CINCINNATI (AP) — An Ohio judge in the murder retrial of a former University of Cincinnati police officer rejected a prosecution request Thursday to allow jurors to consider a lesser charge.

Just before the defense began calling witnesses, prosecutor Seth Tieger asked that reckless homicide be added as an option to the murder and voluntary manslaughter counts that Ray Tensing’s first jury deadlocked on in November.

Hamilton County Judge Leslie Ghiz responded that prosecutors “had every opportunity” to add the lesser charge before Tensing’s second trial began.

“It is the prosecutor’s job, not this court’s job, to include reckless homicide,” she said.

The case is among several across the United States that have raised attention in recent years to how police respond to blacks.

Tensing, who is white, is charged in the 2015 traffic-stop shooting of an unarmed black motorist, Sam DuBose. Tensing has said he feared for his life as DuBose tried to drive away and shot “to stop the threat.”

A reckless homicide charge would mean the 27-year-old former officer allegedly acted with “heedless indifference” to the consequences.

The judge said prosecutors were asking her to give the jury an option she doesn’t see is warranted based on the evidence so far. But she agreed to reconsider the request before the jury begins deliberations.

In arguing against the request, defense attorney Stewart Mathews said prosecutors were trying to give jurors “every opportunity to reach a compromise verdict,” which he said the court shouldn’t encourage.
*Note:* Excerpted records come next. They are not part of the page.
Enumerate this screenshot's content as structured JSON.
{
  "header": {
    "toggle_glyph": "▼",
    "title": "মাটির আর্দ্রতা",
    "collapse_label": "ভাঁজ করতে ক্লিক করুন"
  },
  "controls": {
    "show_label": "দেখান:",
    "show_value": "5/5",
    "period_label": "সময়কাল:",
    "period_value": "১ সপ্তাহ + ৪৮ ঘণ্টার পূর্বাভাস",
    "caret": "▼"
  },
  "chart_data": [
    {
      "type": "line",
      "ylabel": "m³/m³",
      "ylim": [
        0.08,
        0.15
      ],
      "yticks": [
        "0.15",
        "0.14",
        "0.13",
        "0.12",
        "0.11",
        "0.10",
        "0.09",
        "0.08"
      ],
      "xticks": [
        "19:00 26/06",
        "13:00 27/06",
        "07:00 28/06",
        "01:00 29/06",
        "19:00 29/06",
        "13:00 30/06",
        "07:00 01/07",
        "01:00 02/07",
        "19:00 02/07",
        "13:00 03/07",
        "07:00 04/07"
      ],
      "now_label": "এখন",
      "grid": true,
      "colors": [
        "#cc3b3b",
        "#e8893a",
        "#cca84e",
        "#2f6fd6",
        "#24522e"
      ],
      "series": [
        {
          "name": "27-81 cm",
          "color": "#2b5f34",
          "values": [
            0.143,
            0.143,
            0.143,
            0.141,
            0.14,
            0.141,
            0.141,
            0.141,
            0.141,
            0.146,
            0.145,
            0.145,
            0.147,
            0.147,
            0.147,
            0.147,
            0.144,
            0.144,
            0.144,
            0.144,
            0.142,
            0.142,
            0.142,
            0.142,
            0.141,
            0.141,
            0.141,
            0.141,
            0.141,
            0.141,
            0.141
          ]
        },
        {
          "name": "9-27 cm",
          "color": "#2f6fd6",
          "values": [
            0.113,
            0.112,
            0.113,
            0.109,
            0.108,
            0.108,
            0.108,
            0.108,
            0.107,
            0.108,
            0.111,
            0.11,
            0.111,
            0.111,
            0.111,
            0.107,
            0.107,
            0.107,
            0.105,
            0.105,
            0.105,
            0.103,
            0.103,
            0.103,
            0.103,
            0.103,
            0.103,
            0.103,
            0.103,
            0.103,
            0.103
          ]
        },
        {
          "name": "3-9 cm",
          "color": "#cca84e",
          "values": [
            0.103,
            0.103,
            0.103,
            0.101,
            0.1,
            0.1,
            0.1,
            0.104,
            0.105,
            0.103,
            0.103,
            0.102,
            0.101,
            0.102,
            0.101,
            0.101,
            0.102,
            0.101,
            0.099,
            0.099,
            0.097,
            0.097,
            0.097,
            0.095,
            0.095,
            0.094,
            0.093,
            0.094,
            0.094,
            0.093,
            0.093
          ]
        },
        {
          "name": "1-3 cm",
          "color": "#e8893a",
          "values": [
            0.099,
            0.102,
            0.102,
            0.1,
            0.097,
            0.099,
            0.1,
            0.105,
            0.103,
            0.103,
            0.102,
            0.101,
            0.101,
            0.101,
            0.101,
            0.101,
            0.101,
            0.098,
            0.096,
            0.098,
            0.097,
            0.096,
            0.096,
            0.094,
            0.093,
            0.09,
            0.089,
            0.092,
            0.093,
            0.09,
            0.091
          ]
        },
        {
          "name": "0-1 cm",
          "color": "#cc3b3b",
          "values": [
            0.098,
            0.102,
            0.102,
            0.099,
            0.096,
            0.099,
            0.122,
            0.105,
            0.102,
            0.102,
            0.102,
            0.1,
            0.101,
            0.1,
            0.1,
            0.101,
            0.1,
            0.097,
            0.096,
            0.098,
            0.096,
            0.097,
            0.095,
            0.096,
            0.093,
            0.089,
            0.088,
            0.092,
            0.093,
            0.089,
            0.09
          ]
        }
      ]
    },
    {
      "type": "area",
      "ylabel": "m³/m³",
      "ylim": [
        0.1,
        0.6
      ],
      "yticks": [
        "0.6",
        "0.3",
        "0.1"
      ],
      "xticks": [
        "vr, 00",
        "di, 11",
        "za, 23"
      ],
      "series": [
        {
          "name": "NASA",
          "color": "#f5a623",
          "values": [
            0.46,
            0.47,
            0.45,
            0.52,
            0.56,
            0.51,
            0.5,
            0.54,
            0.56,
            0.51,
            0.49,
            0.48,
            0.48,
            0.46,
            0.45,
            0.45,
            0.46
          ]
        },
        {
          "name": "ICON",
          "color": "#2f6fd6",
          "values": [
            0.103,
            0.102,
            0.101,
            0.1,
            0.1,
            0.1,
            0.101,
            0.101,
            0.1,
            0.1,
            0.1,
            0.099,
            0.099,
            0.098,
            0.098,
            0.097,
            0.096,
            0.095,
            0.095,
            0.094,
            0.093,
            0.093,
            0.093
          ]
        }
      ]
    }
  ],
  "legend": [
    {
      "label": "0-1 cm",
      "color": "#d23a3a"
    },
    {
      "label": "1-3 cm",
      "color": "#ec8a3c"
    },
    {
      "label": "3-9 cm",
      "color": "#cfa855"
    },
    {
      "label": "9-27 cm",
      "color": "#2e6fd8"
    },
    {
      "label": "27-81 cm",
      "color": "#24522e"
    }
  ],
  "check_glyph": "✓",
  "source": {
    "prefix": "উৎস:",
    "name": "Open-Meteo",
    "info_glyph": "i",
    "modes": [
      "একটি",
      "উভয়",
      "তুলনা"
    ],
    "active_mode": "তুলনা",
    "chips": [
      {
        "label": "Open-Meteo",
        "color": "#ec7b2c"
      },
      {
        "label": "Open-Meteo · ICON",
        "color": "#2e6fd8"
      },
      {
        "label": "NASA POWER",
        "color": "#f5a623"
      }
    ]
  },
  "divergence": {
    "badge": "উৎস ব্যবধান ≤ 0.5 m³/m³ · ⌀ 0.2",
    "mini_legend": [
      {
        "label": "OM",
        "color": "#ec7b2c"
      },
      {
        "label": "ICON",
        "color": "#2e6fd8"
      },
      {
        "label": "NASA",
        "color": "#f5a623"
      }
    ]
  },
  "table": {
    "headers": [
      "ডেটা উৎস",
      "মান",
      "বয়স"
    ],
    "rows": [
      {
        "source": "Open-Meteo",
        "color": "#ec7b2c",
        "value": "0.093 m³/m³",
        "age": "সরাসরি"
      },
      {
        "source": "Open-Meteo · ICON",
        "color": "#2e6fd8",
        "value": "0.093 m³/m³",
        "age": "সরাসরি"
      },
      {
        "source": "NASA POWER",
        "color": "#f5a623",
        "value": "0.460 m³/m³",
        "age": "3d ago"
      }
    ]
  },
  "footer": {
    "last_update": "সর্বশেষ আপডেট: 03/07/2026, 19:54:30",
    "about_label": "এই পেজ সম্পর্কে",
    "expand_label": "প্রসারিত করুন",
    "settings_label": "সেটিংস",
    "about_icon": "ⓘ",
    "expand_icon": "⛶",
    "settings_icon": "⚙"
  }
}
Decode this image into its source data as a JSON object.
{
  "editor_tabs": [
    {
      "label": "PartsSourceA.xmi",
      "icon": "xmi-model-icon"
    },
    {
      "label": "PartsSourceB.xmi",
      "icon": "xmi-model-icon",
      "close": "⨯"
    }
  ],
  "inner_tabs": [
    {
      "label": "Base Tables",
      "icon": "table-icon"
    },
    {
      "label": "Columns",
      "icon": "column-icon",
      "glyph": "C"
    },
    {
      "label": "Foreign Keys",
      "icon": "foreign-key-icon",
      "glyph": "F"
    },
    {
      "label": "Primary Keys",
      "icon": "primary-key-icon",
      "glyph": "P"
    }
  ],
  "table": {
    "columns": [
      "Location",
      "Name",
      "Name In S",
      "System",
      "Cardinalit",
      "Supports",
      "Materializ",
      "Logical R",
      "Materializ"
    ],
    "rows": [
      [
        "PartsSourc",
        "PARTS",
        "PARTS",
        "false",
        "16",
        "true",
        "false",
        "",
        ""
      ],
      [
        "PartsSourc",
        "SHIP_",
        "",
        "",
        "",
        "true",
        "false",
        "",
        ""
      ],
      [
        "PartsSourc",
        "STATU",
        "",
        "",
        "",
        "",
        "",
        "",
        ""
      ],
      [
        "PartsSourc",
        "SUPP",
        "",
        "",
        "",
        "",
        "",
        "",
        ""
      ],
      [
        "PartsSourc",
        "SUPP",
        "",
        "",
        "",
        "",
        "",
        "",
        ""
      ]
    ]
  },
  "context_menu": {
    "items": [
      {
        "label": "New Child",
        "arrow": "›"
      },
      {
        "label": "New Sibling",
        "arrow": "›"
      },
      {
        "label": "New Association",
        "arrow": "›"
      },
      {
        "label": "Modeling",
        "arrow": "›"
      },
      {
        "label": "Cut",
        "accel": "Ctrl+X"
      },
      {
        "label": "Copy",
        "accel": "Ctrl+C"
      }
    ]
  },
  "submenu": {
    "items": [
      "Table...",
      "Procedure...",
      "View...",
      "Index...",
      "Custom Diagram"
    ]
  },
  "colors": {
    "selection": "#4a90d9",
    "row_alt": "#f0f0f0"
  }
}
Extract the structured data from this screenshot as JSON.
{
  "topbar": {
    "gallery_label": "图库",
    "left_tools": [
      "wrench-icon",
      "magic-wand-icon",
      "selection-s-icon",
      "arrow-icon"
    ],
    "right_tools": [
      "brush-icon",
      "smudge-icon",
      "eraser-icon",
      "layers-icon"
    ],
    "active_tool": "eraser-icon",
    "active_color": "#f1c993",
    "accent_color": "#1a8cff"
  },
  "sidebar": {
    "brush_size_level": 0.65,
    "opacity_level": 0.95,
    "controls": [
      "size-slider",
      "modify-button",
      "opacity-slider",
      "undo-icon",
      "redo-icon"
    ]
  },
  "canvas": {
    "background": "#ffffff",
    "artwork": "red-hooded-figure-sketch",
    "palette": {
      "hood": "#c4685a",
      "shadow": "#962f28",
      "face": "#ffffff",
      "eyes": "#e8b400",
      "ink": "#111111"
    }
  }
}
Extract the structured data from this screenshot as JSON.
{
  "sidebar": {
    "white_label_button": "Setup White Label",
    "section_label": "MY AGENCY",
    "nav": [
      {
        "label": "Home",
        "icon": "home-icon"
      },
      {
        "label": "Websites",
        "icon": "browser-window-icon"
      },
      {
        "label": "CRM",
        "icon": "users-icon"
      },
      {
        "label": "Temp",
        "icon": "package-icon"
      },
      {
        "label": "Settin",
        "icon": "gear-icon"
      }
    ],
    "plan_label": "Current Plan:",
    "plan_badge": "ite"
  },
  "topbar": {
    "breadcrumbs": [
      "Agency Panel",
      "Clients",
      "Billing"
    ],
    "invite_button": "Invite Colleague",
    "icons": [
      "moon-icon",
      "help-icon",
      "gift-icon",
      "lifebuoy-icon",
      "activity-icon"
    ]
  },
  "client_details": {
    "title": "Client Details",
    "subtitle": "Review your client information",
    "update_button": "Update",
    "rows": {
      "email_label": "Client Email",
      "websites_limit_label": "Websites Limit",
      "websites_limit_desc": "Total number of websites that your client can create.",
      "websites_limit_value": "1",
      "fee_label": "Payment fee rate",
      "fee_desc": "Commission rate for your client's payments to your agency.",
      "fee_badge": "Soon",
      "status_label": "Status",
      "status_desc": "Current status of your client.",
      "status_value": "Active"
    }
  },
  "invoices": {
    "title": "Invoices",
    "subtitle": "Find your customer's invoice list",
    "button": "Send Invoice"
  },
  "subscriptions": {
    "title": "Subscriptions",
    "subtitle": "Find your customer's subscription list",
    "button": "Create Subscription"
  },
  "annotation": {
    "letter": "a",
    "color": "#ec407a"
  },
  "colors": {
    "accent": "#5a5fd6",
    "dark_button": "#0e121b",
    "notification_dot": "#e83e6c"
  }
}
To convict Tensing of murder, jurors must decide that he purposely killed DuBose, 43. The crime carries a possible sentence of 15 years to life in prison. The voluntary manslaughter charge means the killing happened during sudden passion or a fit of rage, carrying a possible prison sentence of three to 11 years.

Reckless homicide carries a possible sentence of nine months to 3 years in prison.

Some legal experts said before the first trial that prosecutors should have given jurors another lesser charge. Hamilton County Prosecutor Joe Deters told WCPO-TV just before the retrial he thought the judge might add a lesser charge.